CFS expand road crash rescue capability with Heavy Rescue Vehicle
The Heavy Rescue Vehicle, located at the Lobethal CFS Brigade, will respond to complex vehicle accidents including specialist and heavy vehicle incidents (e.g. agricultural machinery), industrial and general rescue incidents. This will enable a specialist response to be provided across the Adelaide Hills.
It also includes vehicle relocation capability, which is via a purpose-built winch that will be used to drag vehicles off or away from obstacles following a road crash, enabling an injured person to receive medical treatment in the fastest possible time.
CFS Chief Officer, Brett Loughlin AFSM, said the introduction of the Heavy Rescue Vehicle into the CFS’ fleet will revolutionise the response of the all-hazard agency and will be lifesaving.
“This vehicle will enable our volunteers to provide a greater specialised response to regional South Australia that was previously limited to metropolitan areas,” Chief Officer Loughlin said.
“Every second counts when responding to a road crash incident.”
“Having the ability to relocate a vehicle to increase access points, rather than only having the ability to use tools to extricate a person who might be trapped, will enable a person to receive medical treatment sooner,” he said.

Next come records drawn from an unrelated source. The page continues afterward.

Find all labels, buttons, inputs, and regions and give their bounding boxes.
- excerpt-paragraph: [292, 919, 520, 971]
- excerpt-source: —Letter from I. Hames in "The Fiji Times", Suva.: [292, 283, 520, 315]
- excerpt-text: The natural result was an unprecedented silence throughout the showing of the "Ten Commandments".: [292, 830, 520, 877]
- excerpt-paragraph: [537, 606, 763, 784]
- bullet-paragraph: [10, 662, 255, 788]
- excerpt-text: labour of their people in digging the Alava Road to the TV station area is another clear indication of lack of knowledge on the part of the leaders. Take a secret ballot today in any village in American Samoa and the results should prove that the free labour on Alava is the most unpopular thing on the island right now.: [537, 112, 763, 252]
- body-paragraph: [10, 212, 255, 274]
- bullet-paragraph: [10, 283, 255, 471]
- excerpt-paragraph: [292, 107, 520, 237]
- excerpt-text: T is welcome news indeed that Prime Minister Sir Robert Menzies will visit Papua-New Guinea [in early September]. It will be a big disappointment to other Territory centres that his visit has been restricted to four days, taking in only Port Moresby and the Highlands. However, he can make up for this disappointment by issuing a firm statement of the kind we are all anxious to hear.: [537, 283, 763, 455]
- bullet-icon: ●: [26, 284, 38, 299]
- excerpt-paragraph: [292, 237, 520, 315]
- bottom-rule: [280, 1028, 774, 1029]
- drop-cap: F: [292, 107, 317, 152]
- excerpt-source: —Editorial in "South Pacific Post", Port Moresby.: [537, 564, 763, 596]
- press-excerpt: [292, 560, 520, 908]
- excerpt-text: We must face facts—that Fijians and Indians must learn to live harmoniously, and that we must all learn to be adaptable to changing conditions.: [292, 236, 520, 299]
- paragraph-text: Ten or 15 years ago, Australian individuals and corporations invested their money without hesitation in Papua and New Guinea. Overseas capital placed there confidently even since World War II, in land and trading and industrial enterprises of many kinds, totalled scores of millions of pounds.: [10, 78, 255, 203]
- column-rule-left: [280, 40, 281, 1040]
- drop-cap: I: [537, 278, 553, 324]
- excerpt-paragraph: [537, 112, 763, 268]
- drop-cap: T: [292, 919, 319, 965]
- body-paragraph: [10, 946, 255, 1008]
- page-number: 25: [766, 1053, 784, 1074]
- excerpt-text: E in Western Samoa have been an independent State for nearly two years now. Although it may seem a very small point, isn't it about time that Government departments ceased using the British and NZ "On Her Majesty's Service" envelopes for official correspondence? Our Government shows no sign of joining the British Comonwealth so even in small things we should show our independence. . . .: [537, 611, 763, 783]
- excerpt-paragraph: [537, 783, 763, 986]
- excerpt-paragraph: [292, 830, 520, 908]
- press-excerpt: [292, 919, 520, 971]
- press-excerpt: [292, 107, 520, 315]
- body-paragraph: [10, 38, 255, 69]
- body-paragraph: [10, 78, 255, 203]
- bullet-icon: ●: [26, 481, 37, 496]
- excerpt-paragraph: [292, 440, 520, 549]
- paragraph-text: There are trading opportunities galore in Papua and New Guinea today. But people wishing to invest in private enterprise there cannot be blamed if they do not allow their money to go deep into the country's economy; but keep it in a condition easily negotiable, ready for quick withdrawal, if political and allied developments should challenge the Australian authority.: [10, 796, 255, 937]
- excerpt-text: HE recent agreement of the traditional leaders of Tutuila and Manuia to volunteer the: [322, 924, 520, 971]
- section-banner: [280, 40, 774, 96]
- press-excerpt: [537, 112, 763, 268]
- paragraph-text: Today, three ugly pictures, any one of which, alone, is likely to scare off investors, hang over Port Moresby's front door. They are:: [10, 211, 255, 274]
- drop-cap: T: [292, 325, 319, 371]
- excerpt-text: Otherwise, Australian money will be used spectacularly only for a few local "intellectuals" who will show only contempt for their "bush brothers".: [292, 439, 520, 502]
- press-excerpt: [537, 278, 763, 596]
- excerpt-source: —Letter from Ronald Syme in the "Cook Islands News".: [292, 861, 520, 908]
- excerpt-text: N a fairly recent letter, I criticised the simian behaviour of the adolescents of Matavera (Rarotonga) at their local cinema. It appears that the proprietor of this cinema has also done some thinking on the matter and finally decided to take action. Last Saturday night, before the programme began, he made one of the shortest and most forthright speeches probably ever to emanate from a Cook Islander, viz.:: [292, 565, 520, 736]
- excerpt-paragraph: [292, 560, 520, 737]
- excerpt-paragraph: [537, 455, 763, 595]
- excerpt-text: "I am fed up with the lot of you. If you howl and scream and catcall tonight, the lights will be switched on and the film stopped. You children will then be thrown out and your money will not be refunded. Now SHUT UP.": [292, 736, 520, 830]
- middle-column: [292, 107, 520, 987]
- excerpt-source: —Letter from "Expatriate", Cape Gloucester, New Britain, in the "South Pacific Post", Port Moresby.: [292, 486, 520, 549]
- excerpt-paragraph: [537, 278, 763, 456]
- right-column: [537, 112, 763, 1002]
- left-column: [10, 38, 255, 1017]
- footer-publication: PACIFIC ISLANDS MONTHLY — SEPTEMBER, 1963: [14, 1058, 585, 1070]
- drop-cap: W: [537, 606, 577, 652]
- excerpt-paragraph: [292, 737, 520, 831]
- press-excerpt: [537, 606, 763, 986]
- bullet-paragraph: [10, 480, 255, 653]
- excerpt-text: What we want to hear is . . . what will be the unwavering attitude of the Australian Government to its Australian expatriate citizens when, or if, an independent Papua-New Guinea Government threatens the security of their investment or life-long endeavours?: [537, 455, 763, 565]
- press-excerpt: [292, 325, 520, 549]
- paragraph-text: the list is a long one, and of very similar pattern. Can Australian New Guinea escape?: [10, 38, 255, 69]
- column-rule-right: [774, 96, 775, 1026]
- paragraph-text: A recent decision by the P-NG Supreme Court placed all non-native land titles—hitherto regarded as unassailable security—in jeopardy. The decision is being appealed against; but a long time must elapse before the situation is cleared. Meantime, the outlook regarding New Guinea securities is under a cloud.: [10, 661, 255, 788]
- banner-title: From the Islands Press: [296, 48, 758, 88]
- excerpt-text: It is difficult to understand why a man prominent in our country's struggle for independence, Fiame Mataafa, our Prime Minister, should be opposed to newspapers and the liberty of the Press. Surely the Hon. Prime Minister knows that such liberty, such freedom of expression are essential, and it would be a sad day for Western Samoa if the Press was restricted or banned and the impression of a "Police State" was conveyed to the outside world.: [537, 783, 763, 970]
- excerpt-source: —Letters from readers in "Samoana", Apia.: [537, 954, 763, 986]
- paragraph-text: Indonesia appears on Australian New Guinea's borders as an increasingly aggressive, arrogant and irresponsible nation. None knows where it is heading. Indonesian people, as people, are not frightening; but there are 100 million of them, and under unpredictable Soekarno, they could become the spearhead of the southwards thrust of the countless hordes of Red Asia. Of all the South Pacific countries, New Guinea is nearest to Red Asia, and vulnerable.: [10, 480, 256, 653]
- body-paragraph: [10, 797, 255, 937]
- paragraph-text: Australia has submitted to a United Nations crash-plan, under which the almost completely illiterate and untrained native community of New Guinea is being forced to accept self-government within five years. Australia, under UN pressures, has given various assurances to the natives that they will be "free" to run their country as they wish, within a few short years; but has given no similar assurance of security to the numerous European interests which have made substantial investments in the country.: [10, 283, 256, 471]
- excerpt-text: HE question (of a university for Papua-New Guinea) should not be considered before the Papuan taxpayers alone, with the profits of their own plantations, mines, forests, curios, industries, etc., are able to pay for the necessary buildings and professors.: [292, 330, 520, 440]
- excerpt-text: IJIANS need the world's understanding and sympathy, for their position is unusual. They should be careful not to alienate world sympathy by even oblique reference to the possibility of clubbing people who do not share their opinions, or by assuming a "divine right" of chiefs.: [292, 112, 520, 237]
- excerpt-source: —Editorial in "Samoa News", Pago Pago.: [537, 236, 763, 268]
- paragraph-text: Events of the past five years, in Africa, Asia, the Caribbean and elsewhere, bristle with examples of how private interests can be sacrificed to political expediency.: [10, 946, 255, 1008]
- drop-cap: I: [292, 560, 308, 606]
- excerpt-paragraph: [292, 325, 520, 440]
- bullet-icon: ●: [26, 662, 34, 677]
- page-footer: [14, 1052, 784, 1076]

Mr Loughlin said additional locations for the rollout of further vehicles are being identified through research into CFS response and road network data.
As the largest provider of RCR in South Australia, with 66 specialist brigades across the state, the CFS responds to incidents along the major highways and freight routes connecting SA to other states.
Manager Technical Operations, Tim McNeilly, said the vehicle relocation ability will be operated in conjunction with crash recovery system Moditech, run from a tablet, which will provide CFS volunteers with in depth information on potential hazards.
“New technologies and built-in safety systems in vehicles have helped to increase safety systems for occupants in a car before a crash. However, these create safety hazards and challenges to CFS volunteers when responding to extricate anyone trapped,” Mr McNeilly said.
“Moditech technology will allow volunteers to look up specific car models to understand where potential dangers such as airbags, fuel tanks, batteries or SRS control units may be hidden within the car.”
The CFS has worked with several agencies around Australia, as well as the Lobethal Brigade, to determine the most beneficial equipment and capability to include on the truck to ensure it is fit for purpose.
Lobethal Brigade Captain, Jason Draper, said the brigade is called to more Road Crash Rescue incidents than any other type of incident.
“We’re thrilled to be chosen as the first brigade to receive a Heavy Rescue Vehicle and it will significantly increase the CFS’ response and rescue capability to Lobethal and surrounding communities," Mr Draper said.
“Having an input into the design, capabilities and layout of the truck was an incredible experience. It’s something volunteers aren’t generally able to have a say in so it truly is a truck designed by firefighters for firefighters.”
Key features of the Heavy Rescue Vehicle:
- Standard RCR capability
- Heavy Lifting – 60 & 90t airbags, 50t Heavy Lift Jacks
- Heavy Stabilisation – Stabfast XL, significant cribbing, truck cabin restraint system
- Relocation – vehicle mounting winching, tirfor, go jacks
- Rescue platform
- Industrial rescue options - battery combi tool, tag out lock out kit
- Also, general rescue - dremel, ring cutter, larger assortment of battery power tools, quick cut saw, chainsaw.